The recent study that may be most comparable to Porter and Jick (though with better design and clearer methodology) was published in the Journal of Urology in May. It studied records from 675,000 people who had undergone urologic surgery, including treatment for painful kidney stones. The rate of either new opioid addiction or overdose? Just 0.09 percent or 1 in 1,111 cases. In other words, not far off from what was found by, yep, Porter and Jick.
Still, Juurlink cautions, "I'm wary of big data studies that try to ascertain subtle outcomes like addiction. I suspect coding for addiction is fairly specific but insensitive. The corollary of this is that the absolute risk will be higher than a database study suggests."
And also, as we can see from the higher numbers above, chronic, long-term exposure is linked to a higher addiction risk than acute exposure—up to 8 percent compared to less than 1 percent. That means it was never appropriate for drug companies to use the 1980 letter to assess risk of addiction in chronic pain treatment. But they did.
Watch more on pain treatment from Tonic:
Nonetheless, the idea that patients who take medications as prescribed are the cause of this problem is inaccurate. While the media loves to highlight "innocent victims" who became addicted through medicine, the fact is that this group is a minority. Medical use surely increased access to the drugs—but the people who got hooked tended to do so while using medication that was either prescribed for someone else or otherwise distributed illegally.
And this has clear implications for what needs to be done. The first is to stop thinking that simply cutting the medical supply will work. People who start opioid use illegally are not going to have problems finding substitutes for prescription medications on the illicit market—indeed, shunting them away from medical sources will increase their risk of dying.
This is why the current crackdown is failing hard: it's increasing harm by pushing people from drugs of known dose and purity to those with unknown dosages, filled with impure and deadly stuff like fentanyl and its derivatives.
That's not to say that prescribing practices shouldn't change: research finds that 67 percent of surgical patients do not take all of the opioids they are prescribed. Limiting initial prescriptions to several days with refills only as needed will help dry up this supply, with little harm to patients. Similarly, ensuring that chronic pain patients have been given appropriate access to alternatives before starting long-term opioid use makes sense—as does making sure patients are benefiting.

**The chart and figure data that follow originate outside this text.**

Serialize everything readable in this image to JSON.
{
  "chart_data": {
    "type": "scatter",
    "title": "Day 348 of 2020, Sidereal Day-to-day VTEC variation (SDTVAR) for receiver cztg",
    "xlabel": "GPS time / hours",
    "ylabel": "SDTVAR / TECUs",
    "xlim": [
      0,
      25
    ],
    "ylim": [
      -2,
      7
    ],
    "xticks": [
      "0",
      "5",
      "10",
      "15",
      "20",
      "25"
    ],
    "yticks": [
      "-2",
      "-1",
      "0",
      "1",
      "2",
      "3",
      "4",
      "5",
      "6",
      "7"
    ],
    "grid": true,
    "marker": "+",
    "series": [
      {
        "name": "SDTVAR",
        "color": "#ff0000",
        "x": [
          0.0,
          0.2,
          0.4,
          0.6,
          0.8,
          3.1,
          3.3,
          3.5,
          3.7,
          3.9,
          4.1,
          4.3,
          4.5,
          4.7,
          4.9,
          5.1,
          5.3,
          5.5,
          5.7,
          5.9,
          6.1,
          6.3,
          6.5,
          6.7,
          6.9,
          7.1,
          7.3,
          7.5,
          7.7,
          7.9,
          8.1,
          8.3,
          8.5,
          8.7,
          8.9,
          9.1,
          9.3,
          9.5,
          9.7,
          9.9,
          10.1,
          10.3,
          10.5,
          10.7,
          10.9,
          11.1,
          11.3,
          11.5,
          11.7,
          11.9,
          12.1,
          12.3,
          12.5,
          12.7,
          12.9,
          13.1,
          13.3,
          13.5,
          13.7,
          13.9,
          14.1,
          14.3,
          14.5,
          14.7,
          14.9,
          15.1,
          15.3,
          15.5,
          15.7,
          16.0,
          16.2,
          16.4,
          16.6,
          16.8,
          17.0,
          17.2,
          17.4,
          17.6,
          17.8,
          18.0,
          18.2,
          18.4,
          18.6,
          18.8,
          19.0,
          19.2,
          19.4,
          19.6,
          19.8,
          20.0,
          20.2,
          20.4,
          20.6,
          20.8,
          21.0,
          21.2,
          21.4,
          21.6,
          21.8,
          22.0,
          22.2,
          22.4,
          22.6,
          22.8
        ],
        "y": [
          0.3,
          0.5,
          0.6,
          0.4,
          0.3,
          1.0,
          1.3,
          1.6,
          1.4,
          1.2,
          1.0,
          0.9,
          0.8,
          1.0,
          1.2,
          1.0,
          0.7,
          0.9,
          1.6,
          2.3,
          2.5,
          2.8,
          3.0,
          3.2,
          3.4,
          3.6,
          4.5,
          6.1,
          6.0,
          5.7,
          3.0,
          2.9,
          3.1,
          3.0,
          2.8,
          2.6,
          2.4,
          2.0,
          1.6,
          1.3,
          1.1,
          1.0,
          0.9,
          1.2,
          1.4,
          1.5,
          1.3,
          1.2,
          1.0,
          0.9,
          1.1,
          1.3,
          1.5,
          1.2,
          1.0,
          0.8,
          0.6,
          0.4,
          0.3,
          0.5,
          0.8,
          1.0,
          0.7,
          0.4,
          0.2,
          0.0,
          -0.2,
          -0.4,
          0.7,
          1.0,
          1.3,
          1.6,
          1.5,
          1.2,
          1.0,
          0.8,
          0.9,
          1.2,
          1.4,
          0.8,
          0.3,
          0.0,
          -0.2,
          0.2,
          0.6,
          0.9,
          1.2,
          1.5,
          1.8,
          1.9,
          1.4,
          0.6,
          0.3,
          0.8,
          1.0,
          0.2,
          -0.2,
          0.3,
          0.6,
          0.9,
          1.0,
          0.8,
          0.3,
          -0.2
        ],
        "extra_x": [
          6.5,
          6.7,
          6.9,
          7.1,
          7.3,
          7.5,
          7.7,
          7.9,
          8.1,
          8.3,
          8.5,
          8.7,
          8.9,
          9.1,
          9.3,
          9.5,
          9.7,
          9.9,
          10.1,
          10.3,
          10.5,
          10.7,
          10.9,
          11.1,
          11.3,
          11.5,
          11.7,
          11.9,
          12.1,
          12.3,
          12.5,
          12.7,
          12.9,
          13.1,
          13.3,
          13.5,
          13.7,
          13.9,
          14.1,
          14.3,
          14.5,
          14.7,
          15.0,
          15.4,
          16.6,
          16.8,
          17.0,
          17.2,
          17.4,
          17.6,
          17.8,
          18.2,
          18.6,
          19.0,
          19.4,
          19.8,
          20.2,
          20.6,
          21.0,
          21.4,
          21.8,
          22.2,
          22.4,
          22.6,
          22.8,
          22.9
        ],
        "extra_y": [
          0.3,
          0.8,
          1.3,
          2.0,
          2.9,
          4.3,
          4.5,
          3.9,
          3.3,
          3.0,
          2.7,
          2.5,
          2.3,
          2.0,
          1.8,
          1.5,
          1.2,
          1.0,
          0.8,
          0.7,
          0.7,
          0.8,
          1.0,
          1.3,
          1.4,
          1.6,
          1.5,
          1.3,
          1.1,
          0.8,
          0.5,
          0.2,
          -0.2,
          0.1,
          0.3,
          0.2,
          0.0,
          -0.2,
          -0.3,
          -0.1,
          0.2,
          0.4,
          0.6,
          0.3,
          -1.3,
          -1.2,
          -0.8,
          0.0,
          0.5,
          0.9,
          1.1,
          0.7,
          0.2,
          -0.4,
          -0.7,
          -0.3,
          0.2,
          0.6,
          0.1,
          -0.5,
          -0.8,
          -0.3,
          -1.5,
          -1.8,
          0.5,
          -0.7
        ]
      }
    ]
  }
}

But what we're doing now goes much further than this. Thousands of pain patients report that their doctors have either cut them off entirely or involuntarily tapered them to doses that aren't sufficient—due to increasing scrutiny from medical boards, insurers, and police. This is inhumane and does nothing to prevent addiction. In fact, more than 90 percent of all addictions start when people are in their teens or early 20s: the people we need to be most careful with when prescribing opioids are not typically older folks in chronic pain, but youth.
American drug policy tends to make irrational swings from being too relaxed about opioid prescribing to being too harsh. Perhaps if we actually tried to understand how and why people really become addicted we could find a happy medium.